I liked the idea of the Pro, but remember seeing some advice on here which convinced me that having separates was the way to go. If one breaks or you decide you want to upgrade one side you can replace one unit as opposed to two. This, coupled with the fact I was getting seperate units for £200 / £250 less than the Pro made it a no brainer.

I'm now at the stage where I'm considering my first upgrade as I fancy a single dosing grinder so will shortly be listing the grinder up fir sale. The SGP has 60 settings as opposed to the 32 or so on the Pro. It gets a bit of a rough deal on here imo - I've actually been pretty happy with it, but I don't know any better and how much better the coffee could be and the appeal of being able to switch up my coffees on a per coffee basis has got the better of me.


----------



## HeatherUK (Mar 17, 2021)

dutchy101 said:


> I was wondering the exact same thing when I decided on my set up. The Pro was about £650 / £700 at the time and I managed to get a Bambino for £229 and paired it with the Smart Grinder Pro which was £200.
> 
> I liked the idea of the Pro, but remember seeing some advice on here which convinced me that having separates was the way to go. If one breaks or you decide you want to upgrade one side you can replace one unit as opposed to two. This, coupled with the fact I was getting seperate units for £200 / £250 less than the Pro made it a no brainer.
> 
> I'm now at the stage where I'm considering my first upgrade as I fancy a single dosing grinder so will shortly be listing the grinder up fir sale. The SGP has 60 settings as opposed to the 32 or so on the Pro. It gets a bit of a rough deal on here imo - I've actually been pretty happy with it, but I don't know any better and how much better the coffee could be and the appeal of being able to switch up my coffees on a per coffee basis has got the better of me.


 Do you find the Smart Grinder Pro unsuitable for grinding per cup? I'm looking to buy my first grinder and thought maybe the SGP would cover cover all options.


----------



## ajohn (Sep 23, 2017)

The step count on the SGP against the built in ones is irrelevant. The built in ones are limited to the espresso range so the SGP has loads of settings that aren't suitable for espresso. The pro may have smaller steps than the straight be. Comparing the be with the sgp - I found it hard to be sure but suspect it did give finer steps. This isn't a problem providing people realise that time and dose can be used to tune. Problem here is the web and exact ratios and times. For best taste things are not as simple as that and when some one moves to a stepless grinder they will probably be surprised how small the adjustments need to be to get more precise.

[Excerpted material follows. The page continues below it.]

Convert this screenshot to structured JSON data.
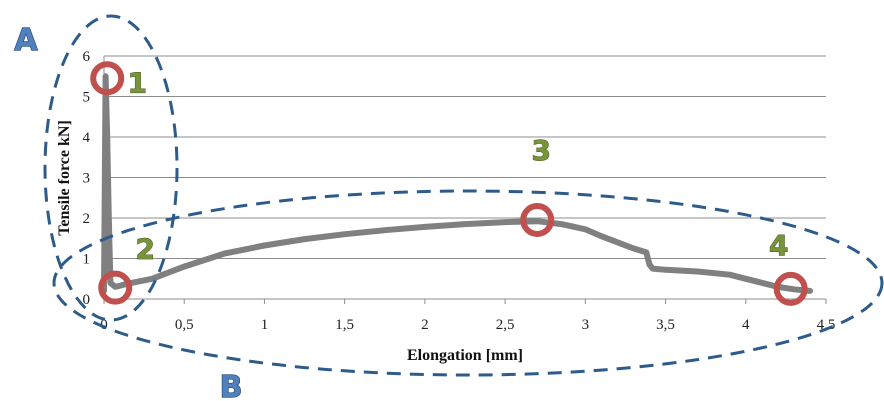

Hard to make on some too and benefits are more likely to relate to the quality of the grinder and may not be as large as some might expect.

The SGP can go coarse enough for brew. Also if some one wants to upgrade the grinder is separate. They usually sell easily as such a lot of people use them.

The Bambino appears to be an express without the grinder. I can't be sure and unlikely to buy one now.

Thermocoil against Thermojet. It wouldn't surprise me if the jet offers some advantages. When they moved from a thermoblock to the coil that did. Temperature control and scale build up and getting rid if it. It's not possible to get an idea of brew water temperature by measuring it when the machine is just flushing.

Taste of what comes out on the BE can change if the machine is preheated but not by flushing as the water flow rate is too high. This may well be true of all of this range of machines. Making say 3 drinks back to back and tasting each one will shed some light on that providing the machine is not left standing too long between each one. The jet may loose heat a bit more quickly than the coil.


----------



## dutchy101 (Jun 12, 2020)

HeatherUK said:


> Do you find the Smart Grinder Pro unsuitable for grinding per cup? I'm looking to buy my first grinder and thought maybe the SGP would cover cover all options.


 I use it to make espresso for milk based drinks - one at a time and only typically 2 if more than 1. Have had the odd occasion where I've used it to do 3,4 and 5 in a row. Works perfectly well for all instances.

Honestly it's a great starter grinder for the money it costs.


----------



## HeatherUK (Mar 17, 2021)

@ajohn thank you for your detailed comments there. I'm saving up for my coffee machine so not quite ready for investing in a dedicated espresso grinder. I thought I could maybe upgrade my home coffee experience with an all round grinder whilst waiting.


----------



## ajohn (Sep 23, 2017)

dutchy101 said:


> Honestly it's a great starter grinder for the money it costs.


 That is my view as well. People have £x available and it's not a bad place to put it. The same burrs are used on all of their grinders even the Oracle. The grinders have their limitations but people pockets do too.


----------



## dutchy101 (Jun 12, 2020)

I think James Hoffman is going to do a review soon - he bought one when doing his recent 'best budget set up for espresso' video and seemed pretty complimentary about it when he mentioned it. He seemed to allude to a review being forthcoming at some point


----------



## HeatherUK (Mar 17, 2021)

@dutchy101 thank you for the reply, you sound as though you're a step ahead of me so wanted to hear you're opinion.


----------